Tumor growth was monitored and tumor volume was measured every 2 days using vernier caliper. Tumor volume was calculated as: volume (mm3) = L × W2 /2, where L is the length and W is the width of the tumor (in mm). Mice were euthanized when the tumor volume exceeded 2000 mm3 or there was severe skin necrosis defined as the end point of the study22,28. Spleen (Spl) and tumor draining lymph nodes (dLN) were aseptically removed from all the mice at the end point and were further processed to make single cell suspension. Cells were re-stimulated ex vivo with PMA and ionomycin for intracellular cytokine staining for analyzing the expression of CD4+ and CD8+ T cells producing IFN-γ using flow cytometry as described22,28.

Isolation of tumor-infiltrating lymphocytes (TILs)

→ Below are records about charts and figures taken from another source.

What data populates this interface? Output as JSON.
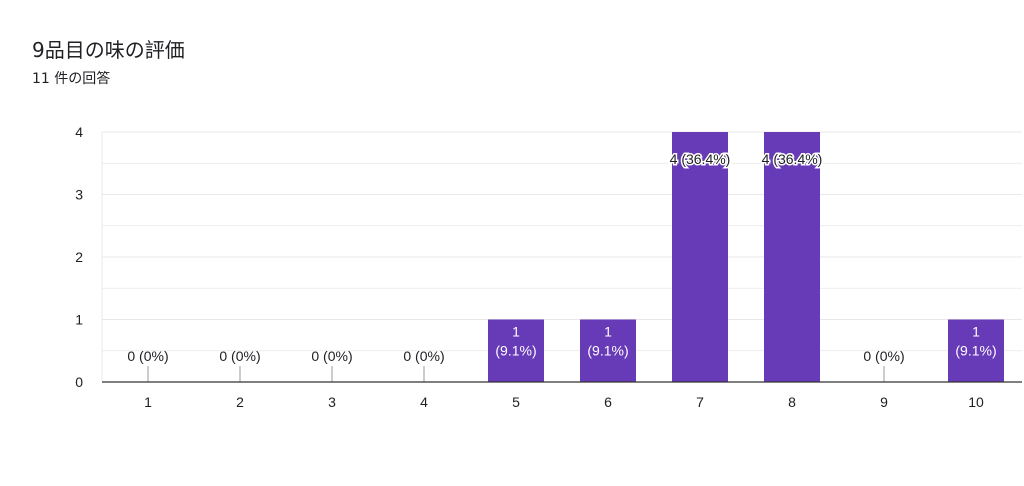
{
  "header": {
    "title": "9品目の味の評価",
    "subtitle": "11 件の回答"
  },
  "colors": {
    "bar": "#673ab7",
    "grid": "#e8e8e8",
    "axis": "#333333",
    "label": "#202124",
    "bar_label": "#ffffff"
  },
  "chart_data": {
    "type": "bar",
    "title": "9品目の味の評価",
    "subtitle": "11 件の回答",
    "categories": [
      "1",
      "2",
      "3",
      "4",
      "5",
      "6",
      "7",
      "8",
      "9",
      "10"
    ],
    "values": [
      0,
      0,
      0,
      0,
      1,
      1,
      4,
      4,
      0,
      1
    ],
    "data_labels": [
      "0 (0%)",
      "0 (0%)",
      "0 (0%)",
      "0 (0%)",
      "1 (9.1%)",
      "1 (9.1%)",
      "4 (36.4%)",
      "4 (36.4%)",
      "0 (0%)",
      "1 (9.1%)"
    ],
    "ylim": [
      0,
      4
    ],
    "yticks": [
      "0",
      "1",
      "2",
      "3",
      "4"
    ],
    "xlabel": "",
    "ylabel": "",
    "grid": true
  }
}
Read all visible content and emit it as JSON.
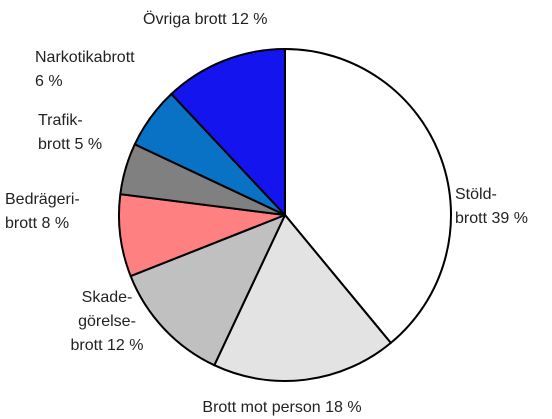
{
  "chart_data": {
    "type": "pie",
    "categories": [
      [
        "Stöld-",
        "brott"
      ],
      [
        "Brott mot person"
      ],
      [
        "Skade-",
        "görelse-",
        "brott"
      ],
      [
        "Bedrägeri-",
        "brott"
      ],
      [
        "Trafik-",
        "brott"
      ],
      [
        "Narkotikabrott"
      ],
      [
        "Övriga brott"
      ]
    ],
    "values": [
      39,
      18,
      12,
      8,
      5,
      6,
      12
    ],
    "value_labels": [
      "39 %",
      "18 %",
      "12 %",
      "8 %",
      "5 %",
      "6 %",
      "12 %"
    ],
    "colors": [
      "#ffffff",
      "#e3e3e3",
      "#c0c0c0",
      "#ff8080",
      "#808080",
      "#0a72c4",
      "#1414ee"
    ]
  }
}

In adoptive transfer B16-OVA melanoma tumor model experiment, mice were euthanized and tumors were excised, enzymatically digested with collagenase D (Roche; 11088858001) followed by mechanical disruption using gentleMACSTM Dissociator (Miltenyi Biotec)28. The cells were washed with media and passed through 40 µm strainer and subjected to percoll density gradient centrifugation yielding separate layers out of which a faint layer near to 63% percoll gradient in the tube was collected and washed twice with 1x PBS. The resulting cell pellet consists of TILs28. TILs were further re-stimulated ex vivo with PMA/ionomycin for six hours and stained with respective fluorochrome-tagged FACS antibodies for intracellular cytokine staining for analyzing the expression of CD4+ and CD8+ T cells producing IFN-γ using flow cytometry as described28.

Statistical analysis

GraphPad Prism 7.0 software was used for statistical analysis. Unpaired two-tailed Student’s t test for comparison of means between two groups; one-way ANOVA for comparison of means between more than two groups and two-way ANOVA test for comparison among multiple groups with two variables were used. All the statistical tests were followed by Tukey’s multiple comparison’s post-test. Differences were considered statistically significant with a P-value < 0.05 for all the experiments. All the data depicted in the bar graphs and scatter dot plots are represented as mean ± SEM.

Reporting summary

Further information on research design is available in the Nature Research Reporting Summary linked to this article.